In late June, prospective miners, DeepGreen, finally admitted in a regulatory filing with the US Securities and Exchange Commission, that “impacts on biodiversity and the ocean ecosystem cannot, and may never be, completely and definitively known” and that “it is unknown whether the impact of nodule collection on global biodiversity will be less significant than those observed and measured with respect to land-based mining for a similar amount of required metal”.

DeepGreen, which is in the process of a merger with a so-called SPAC to result in a company to be called The Metals Company, has used arguments that Pacific Island states will make money from deep-sea mining and that there is popular local buy-in for the activity. There isn’t.
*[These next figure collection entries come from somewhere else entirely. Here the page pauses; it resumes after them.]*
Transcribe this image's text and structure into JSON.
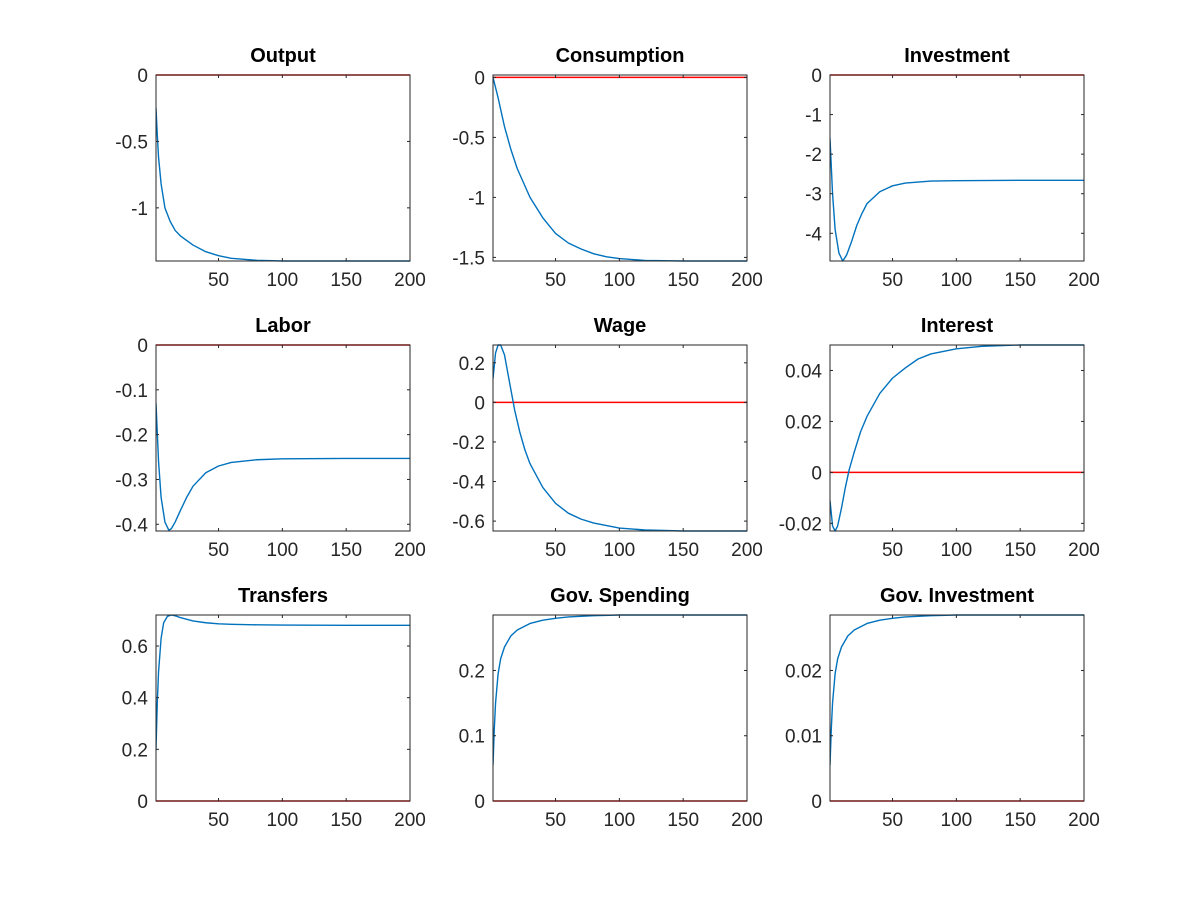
{
  "colors": {
    "response": "#0072BD",
    "baseline": "#FF0000",
    "axis": "#262626"
  },
  "chart_data": [
    {
      "type": "line",
      "title": "Output",
      "xlim": [
        1,
        200
      ],
      "ylim": [
        -1.4,
        0
      ],
      "xticks": [
        50,
        100,
        150,
        200
      ],
      "xtick_labels": [
        "50",
        "100",
        "150",
        "200"
      ],
      "yticks": [
        0,
        -0.5,
        -1
      ],
      "ytick_labels": [
        "0",
        "-0.5",
        "-1"
      ],
      "baseline": 0,
      "series": [
        {
          "x": [
            1,
            2,
            3,
            5,
            8,
            12,
            16,
            20,
            30,
            40,
            50,
            60,
            80,
            100,
            150,
            200
          ],
          "y": [
            -0.25,
            -0.45,
            -0.62,
            -0.82,
            -1.0,
            -1.1,
            -1.17,
            -1.21,
            -1.28,
            -1.33,
            -1.36,
            -1.38,
            -1.395,
            -1.4,
            -1.4,
            -1.4
          ]
        }
      ]
    },
    {
      "type": "line",
      "title": "Consumption",
      "xlim": [
        1,
        200
      ],
      "ylim": [
        -1.53,
        0.02
      ],
      "xticks": [
        50,
        100,
        150,
        200
      ],
      "xtick_labels": [
        "50",
        "100",
        "150",
        "200"
      ],
      "yticks": [
        0,
        -0.5,
        -1,
        -1.5
      ],
      "ytick_labels": [
        "0",
        "-0.5",
        "-1",
        "-1.5"
      ],
      "baseline": 0,
      "series": [
        {
          "x": [
            1,
            5,
            10,
            15,
            20,
            30,
            40,
            50,
            60,
            70,
            80,
            90,
            100,
            120,
            150,
            200
          ],
          "y": [
            0,
            -0.17,
            -0.41,
            -0.6,
            -0.76,
            -1.0,
            -1.17,
            -1.3,
            -1.38,
            -1.43,
            -1.47,
            -1.495,
            -1.51,
            -1.525,
            -1.53,
            -1.53
          ]
        }
      ]
    },
    {
      "type": "line",
      "title": "Investment",
      "xlim": [
        1,
        200
      ],
      "ylim": [
        -4.7,
        0
      ],
      "xticks": [
        50,
        100,
        150,
        200
      ],
      "xtick_labels": [
        "50",
        "100",
        "150",
        "200"
      ],
      "yticks": [
        0,
        -1,
        -2,
        -3,
        -4
      ],
      "ytick_labels": [
        "0",
        "-1",
        "-2",
        "-3",
        "-4"
      ],
      "baseline": 0,
      "series": [
        {
          "x": [
            1,
            3,
            5,
            8,
            11,
            14,
            18,
            22,
            26,
            30,
            40,
            50,
            60,
            80,
            100,
            150,
            200
          ],
          "y": [
            -1.6,
            -3.0,
            -3.9,
            -4.5,
            -4.7,
            -4.55,
            -4.2,
            -3.8,
            -3.5,
            -3.25,
            -2.95,
            -2.8,
            -2.73,
            -2.68,
            -2.67,
            -2.66,
            -2.66
          ]
        }
      ]
    },
    {
      "type": "line",
      "title": "Labor",
      "xlim": [
        1,
        200
      ],
      "ylim": [
        -0.415,
        0
      ],
      "xticks": [
        50,
        100,
        150,
        200
      ],
      "xtick_labels": [
        "50",
        "100",
        "150",
        "200"
      ],
      "yticks": [
        0,
        -0.1,
        -0.2,
        -0.3,
        -0.4
      ],
      "ytick_labels": [
        "0",
        "-0.1",
        "-0.2",
        "-0.3",
        "-0.4"
      ],
      "baseline": 0,
      "series": [
        {
          "x": [
            1,
            3,
            5,
            8,
            11,
            13,
            16,
            20,
            25,
            30,
            40,
            50,
            60,
            80,
            100,
            150,
            200
          ],
          "y": [
            -0.13,
            -0.26,
            -0.34,
            -0.395,
            -0.413,
            -0.41,
            -0.395,
            -0.37,
            -0.34,
            -0.315,
            -0.285,
            -0.27,
            -0.262,
            -0.256,
            -0.254,
            -0.253,
            -0.253
          ]
        }
      ]
    },
    {
      "type": "line",
      "title": "Wage",
      "xlim": [
        1,
        200
      ],
      "ylim": [
        -0.65,
        0.29
      ],
      "xticks": [
        50,
        100,
        150,
        200
      ],
      "xtick_labels": [
        "50",
        "100",
        "150",
        "200"
      ],
      "yticks": [
        0.2,
        0,
        -0.2,
        -0.4,
        -0.6
      ],
      "ytick_labels": [
        "0.2",
        "0",
        "-0.2",
        "-0.4",
        "-0.6"
      ],
      "baseline": 0,
      "series": [
        {
          "x": [
            1,
            3,
            5,
            7,
            10,
            14,
            18,
            22,
            26,
            30,
            40,
            50,
            60,
            70,
            80,
            100,
            120,
            150,
            200
          ],
          "y": [
            0.12,
            0.25,
            0.29,
            0.29,
            0.24,
            0.1,
            -0.04,
            -0.15,
            -0.24,
            -0.31,
            -0.43,
            -0.51,
            -0.56,
            -0.59,
            -0.61,
            -0.635,
            -0.645,
            -0.65,
            -0.65
          ]
        }
      ]
    },
    {
      "type": "line",
      "title": "Interest",
      "xlim": [
        1,
        200
      ],
      "ylim": [
        -0.023,
        0.05
      ],
      "xticks": [
        50,
        100,
        150,
        200
      ],
      "xtick_labels": [
        "50",
        "100",
        "150",
        "200"
      ],
      "yticks": [
        0.04,
        0.02,
        0,
        -0.02
      ],
      "ytick_labels": [
        "0.04",
        "0.02",
        "0",
        "-0.02"
      ],
      "baseline": 0,
      "series": [
        {
          "x": [
            1,
            3,
            5,
            7,
            10,
            13,
            16,
            20,
            25,
            30,
            40,
            50,
            60,
            70,
            80,
            100,
            120,
            150,
            200
          ],
          "y": [
            -0.011,
            -0.021,
            -0.023,
            -0.021,
            -0.014,
            -0.006,
            0.001,
            0.008,
            0.016,
            0.022,
            0.031,
            0.037,
            0.041,
            0.0445,
            0.0465,
            0.0485,
            0.0495,
            0.05,
            0.05
          ]
        }
      ]
    },
    {
      "type": "line",
      "title": "Transfers",
      "xlim": [
        1,
        200
      ],
      "ylim": [
        0,
        0.72
      ],
      "xticks": [
        50,
        100,
        150,
        200
      ],
      "xtick_labels": [
        "50",
        "100",
        "150",
        "200"
      ],
      "yticks": [
        0,
        0.2,
        0.4,
        0.6
      ],
      "ytick_labels": [
        "0",
        "0.2",
        "0.4",
        "0.6"
      ],
      "baseline": 0,
      "series": [
        {
          "x": [
            1,
            2,
            3,
            5,
            7,
            10,
            13,
            16,
            20,
            30,
            40,
            50,
            60,
            80,
            100,
            150,
            200
          ],
          "y": [
            0.2,
            0.38,
            0.5,
            0.63,
            0.69,
            0.715,
            0.72,
            0.717,
            0.71,
            0.697,
            0.69,
            0.686,
            0.684,
            0.682,
            0.681,
            0.68,
            0.68
          ]
        }
      ]
    },
    {
      "type": "line",
      "title": "Gov. Spending",
      "xlim": [
        1,
        200
      ],
      "ylim": [
        0,
        0.285
      ],
      "xticks": [
        50,
        100,
        150,
        200
      ],
      "xtick_labels": [
        "50",
        "100",
        "150",
        "200"
      ],
      "yticks": [
        0,
        0.1,
        0.2
      ],
      "ytick_labels": [
        "0",
        "0.1",
        "0.2"
      ],
      "baseline": 0,
      "series": [
        {
          "x": [
            1,
            2,
            3,
            5,
            7,
            10,
            15,
            20,
            30,
            40,
            50,
            60,
            80,
            100,
            150,
            200
          ],
          "y": [
            0.055,
            0.11,
            0.15,
            0.195,
            0.218,
            0.236,
            0.253,
            0.262,
            0.272,
            0.277,
            0.28,
            0.282,
            0.284,
            0.285,
            0.285,
            0.285
          ]
        }
      ]
    },
    {
      "type": "line",
      "title": "Gov. Investment",
      "xlim": [
        1,
        200
      ],
      "ylim": [
        0,
        0.0285
      ],
      "xticks": [
        50,
        100,
        150,
        200
      ],
      "xtick_labels": [
        "50",
        "100",
        "150",
        "200"
      ],
      "yticks": [
        0,
        0.01,
        0.02
      ],
      "ytick_labels": [
        "0",
        "0.01",
        "0.02"
      ],
      "baseline": 0,
      "series": [
        {
          "x": [
            1,
            2,
            3,
            5,
            7,
            10,
            15,
            20,
            30,
            40,
            50,
            60,
            80,
            100,
            150,
            200
          ],
          "y": [
            0.0055,
            0.011,
            0.015,
            0.0195,
            0.0218,
            0.0236,
            0.0253,
            0.0262,
            0.0272,
            0.0277,
            0.028,
            0.0282,
            0.0284,
            0.0285,
            0.0285,
            0.0285
          ]
        }
      ]
    }
  ]
}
Taholo Kami, Pacific Island Environmentalist based in Fiji said: “This is not about green growth, the good of the Islands, or natural solutions; this is about exploitation of vulnerable Pacific Island countries and short term gain for a corporation based in Canada and their Swiss, Danish and American investors. Deep-sea mining can be destructive to an ocean already under severe threat and an immediate moratorium is needed to ensure our countries can make the right decisions for a healthy ocean that sustains our people and our way of life.”
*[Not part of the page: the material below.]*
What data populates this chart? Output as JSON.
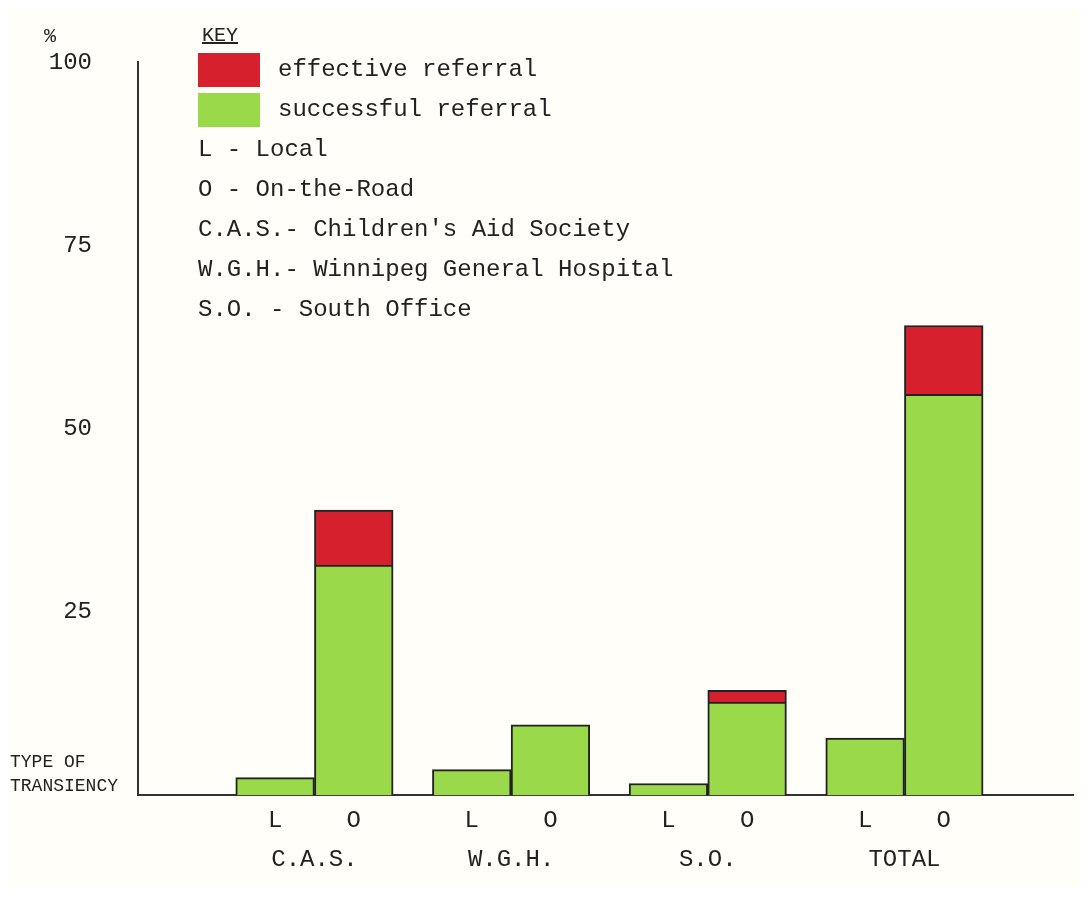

The DSCC is calling on the countries that are members of the International Seabed Authority to stand up and support a moratorium on deep-sea mining. The Coalition also urges the ISA to immediately cancel the two exploration contracts of companies which are effectively controlled by DeepGreen, rather than by the sponsoring States, and put a hold on the issuing of any new exploration contracts.
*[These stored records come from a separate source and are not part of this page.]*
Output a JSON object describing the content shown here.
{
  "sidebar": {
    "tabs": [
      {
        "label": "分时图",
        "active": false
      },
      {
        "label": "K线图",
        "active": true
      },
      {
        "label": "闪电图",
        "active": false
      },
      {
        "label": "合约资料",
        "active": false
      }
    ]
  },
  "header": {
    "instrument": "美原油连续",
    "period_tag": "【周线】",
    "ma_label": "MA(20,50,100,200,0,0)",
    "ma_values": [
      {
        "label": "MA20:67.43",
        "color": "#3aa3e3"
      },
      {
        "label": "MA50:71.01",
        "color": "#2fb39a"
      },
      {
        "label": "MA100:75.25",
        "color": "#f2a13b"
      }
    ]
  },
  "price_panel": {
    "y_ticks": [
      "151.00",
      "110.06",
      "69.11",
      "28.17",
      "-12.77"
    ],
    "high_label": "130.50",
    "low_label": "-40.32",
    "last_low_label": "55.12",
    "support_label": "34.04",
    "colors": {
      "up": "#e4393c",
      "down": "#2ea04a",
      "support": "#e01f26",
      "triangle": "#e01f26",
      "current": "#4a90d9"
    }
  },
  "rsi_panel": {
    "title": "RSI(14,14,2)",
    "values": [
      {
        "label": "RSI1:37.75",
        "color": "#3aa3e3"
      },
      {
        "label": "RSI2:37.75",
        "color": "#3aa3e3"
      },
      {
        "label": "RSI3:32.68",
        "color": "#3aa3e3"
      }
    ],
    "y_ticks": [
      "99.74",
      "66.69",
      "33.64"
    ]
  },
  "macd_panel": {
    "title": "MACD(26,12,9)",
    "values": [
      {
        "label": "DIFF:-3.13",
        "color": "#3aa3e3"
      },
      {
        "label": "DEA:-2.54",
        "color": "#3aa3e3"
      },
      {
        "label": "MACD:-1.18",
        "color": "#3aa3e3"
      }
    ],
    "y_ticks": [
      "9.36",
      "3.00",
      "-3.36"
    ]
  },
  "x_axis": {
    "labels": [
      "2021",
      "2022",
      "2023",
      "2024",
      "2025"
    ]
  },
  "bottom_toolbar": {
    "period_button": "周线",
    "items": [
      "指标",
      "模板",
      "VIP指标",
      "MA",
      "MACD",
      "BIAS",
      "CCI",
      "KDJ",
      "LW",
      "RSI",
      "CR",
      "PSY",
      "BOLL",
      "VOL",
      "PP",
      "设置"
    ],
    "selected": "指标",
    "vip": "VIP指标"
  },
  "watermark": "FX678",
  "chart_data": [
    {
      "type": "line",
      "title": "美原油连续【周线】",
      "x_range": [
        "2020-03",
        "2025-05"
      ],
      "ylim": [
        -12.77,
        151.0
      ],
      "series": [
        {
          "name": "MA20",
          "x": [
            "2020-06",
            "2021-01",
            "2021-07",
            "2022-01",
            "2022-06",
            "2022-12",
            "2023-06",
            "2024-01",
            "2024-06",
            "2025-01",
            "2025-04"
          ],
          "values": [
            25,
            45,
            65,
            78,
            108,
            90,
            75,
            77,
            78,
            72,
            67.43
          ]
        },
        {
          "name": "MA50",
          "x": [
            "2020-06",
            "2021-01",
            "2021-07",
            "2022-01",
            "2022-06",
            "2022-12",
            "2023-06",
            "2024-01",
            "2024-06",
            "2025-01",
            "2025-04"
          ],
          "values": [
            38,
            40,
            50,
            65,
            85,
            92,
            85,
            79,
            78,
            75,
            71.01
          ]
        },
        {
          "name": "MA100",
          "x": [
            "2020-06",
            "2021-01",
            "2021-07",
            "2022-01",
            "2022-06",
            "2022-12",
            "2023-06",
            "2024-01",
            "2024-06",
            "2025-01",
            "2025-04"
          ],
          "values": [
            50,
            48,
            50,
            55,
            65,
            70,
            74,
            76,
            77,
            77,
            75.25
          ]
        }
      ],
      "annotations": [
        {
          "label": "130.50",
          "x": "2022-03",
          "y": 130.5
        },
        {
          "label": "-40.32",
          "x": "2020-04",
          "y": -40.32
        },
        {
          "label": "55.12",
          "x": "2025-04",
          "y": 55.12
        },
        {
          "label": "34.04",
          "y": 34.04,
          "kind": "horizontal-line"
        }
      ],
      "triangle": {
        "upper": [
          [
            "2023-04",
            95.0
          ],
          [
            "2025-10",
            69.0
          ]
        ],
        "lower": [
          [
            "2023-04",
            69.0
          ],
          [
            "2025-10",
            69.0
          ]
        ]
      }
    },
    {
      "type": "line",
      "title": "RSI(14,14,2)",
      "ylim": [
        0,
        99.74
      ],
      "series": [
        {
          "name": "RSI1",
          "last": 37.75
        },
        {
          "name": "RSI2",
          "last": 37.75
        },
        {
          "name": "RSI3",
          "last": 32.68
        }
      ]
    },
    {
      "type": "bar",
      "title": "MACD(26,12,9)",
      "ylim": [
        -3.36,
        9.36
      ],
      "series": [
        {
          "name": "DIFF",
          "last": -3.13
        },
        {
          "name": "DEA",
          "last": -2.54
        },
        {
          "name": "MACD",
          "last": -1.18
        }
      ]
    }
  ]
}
Sian Owen, DSCC Director said: “Countries need to put the brakes on the ISA’s plans to open the deep ocean, one of the last great frontiers on our planet, to large-scale industrial mining. There are serious questions to be answered, not least by the ISA which is responsible for entering into contracts with companies seeking to exploit the deep sea, our global commons.”

Many concerns have been raised about the ISA, including its decision-making processes, in-built conflicts of interest, and its anachronistic 1970s era extractive mandate. This is in addition to the concern that, far from being a body working to protect the global commons of the deep sea for the benefit of humankind, it largely operates as a miners’ club pushing for exploitation to commence.